Edmundo Ros’ journey through the South offers a successful transcendence, one that is not as common or superfluous as one might think at first. The secret of Heading South Of The Border, for better or worse, is not to be found in the talent of the conductor, arranger or orchestra, let alone the instrumental pool. It is simply based on the year of its release. 1970 proves to mark the decade of the big band decline. There is anything to stop the upcoming Disco craze and Funk phantasms, there is no way to rescue the decreasing importance of Exotica (was it ever important per se?), Les Baxter‘s Que Mango! (1970) and Nardini’s & Roger‘s Jungle Obsession (1971) notwithstanding. This is the bad news. But these gray thoughts turn into vivacious ones immediately. Of course, we are allowed to view this and all other releases from a contemplative or historic angle, and we might as well enjoy them. In terms of Edmundo Ros’ Heading South Of The Border, this translates to the absorption of the Pop- and Rock-oriented material by The Doors and The Beatles.

 

To be honest: compilations of Beatles interpretations are highly toxic and picayune, but exotic versions, well, they change eeeeverything all of a sudden, and so I cannot help myself but adore Edmundo Ros’ take on Hey, Jude as much as I am keen on the really quirky inclusion of Waldteufel’s The Skater’s Waltz.
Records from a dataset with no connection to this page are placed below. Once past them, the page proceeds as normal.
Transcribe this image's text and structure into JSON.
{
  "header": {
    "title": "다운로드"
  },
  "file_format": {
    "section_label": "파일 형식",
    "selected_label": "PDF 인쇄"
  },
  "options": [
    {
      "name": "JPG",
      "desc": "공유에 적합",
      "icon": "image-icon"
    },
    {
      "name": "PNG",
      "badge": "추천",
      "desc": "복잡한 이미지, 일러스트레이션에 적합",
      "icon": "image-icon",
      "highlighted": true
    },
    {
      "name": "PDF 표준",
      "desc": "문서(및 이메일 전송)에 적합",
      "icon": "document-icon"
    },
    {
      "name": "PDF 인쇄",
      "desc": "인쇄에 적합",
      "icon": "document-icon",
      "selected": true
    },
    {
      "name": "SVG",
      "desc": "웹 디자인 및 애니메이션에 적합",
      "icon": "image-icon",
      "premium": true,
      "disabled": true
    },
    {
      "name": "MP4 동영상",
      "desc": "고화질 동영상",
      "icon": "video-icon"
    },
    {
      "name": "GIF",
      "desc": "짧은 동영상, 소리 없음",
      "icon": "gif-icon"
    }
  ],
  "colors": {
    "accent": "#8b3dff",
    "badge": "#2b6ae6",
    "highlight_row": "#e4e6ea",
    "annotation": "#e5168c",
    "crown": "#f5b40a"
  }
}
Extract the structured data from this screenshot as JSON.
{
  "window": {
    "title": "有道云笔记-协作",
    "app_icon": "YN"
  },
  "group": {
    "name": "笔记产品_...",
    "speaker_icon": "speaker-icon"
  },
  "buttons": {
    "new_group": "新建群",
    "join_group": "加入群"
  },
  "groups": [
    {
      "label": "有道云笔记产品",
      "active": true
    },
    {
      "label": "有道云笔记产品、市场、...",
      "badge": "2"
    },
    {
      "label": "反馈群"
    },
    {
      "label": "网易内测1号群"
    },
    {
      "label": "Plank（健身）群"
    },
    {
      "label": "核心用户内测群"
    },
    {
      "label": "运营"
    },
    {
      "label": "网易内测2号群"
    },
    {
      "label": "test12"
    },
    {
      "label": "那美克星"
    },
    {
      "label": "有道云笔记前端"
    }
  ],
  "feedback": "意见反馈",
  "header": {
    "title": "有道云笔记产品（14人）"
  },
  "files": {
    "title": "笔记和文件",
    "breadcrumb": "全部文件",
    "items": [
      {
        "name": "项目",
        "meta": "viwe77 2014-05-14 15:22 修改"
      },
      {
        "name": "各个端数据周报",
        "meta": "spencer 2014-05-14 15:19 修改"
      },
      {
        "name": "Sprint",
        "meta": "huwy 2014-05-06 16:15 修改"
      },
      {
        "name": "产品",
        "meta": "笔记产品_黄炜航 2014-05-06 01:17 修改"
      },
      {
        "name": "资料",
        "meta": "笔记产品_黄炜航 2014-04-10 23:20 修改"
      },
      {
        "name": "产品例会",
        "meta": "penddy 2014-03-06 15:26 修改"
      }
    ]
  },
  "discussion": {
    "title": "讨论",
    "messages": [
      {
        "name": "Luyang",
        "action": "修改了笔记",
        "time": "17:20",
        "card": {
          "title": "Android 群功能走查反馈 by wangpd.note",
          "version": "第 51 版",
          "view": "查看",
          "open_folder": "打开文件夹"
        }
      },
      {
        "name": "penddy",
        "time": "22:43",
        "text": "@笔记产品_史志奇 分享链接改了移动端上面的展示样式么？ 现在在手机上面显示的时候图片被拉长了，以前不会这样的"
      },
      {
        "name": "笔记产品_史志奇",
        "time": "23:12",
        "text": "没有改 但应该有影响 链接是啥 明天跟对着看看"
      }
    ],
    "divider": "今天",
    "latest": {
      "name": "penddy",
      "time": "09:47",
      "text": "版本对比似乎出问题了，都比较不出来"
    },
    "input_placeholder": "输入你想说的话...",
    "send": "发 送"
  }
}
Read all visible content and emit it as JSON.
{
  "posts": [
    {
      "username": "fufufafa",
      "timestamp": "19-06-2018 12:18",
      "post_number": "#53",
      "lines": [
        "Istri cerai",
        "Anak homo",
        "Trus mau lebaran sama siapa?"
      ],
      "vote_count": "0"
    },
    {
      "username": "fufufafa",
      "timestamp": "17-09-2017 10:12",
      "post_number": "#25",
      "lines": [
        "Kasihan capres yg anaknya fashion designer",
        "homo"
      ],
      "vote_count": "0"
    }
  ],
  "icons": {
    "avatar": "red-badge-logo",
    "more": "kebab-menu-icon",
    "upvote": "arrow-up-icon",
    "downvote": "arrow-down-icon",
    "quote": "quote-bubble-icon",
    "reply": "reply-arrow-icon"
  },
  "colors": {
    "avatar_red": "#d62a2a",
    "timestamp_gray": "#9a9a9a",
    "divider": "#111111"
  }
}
The sound quality is top notch, the horns gleam, and the only wish I have would be a greater focus on the bongos and congas which actually grace each and every song, but remain under the radar arrangement-wise. Well, this problem is at least solved on Edmundo Ros' Bongos From The South (1961). All in all, the Cha Cha Cha material, the coruscating guitars and carefree pianos ought to be enchanting enough to even lure vintage Exotica fans who stopped caring for the genre after ’64. Heading South Of The Border is available on vinyl and a remastered download versions.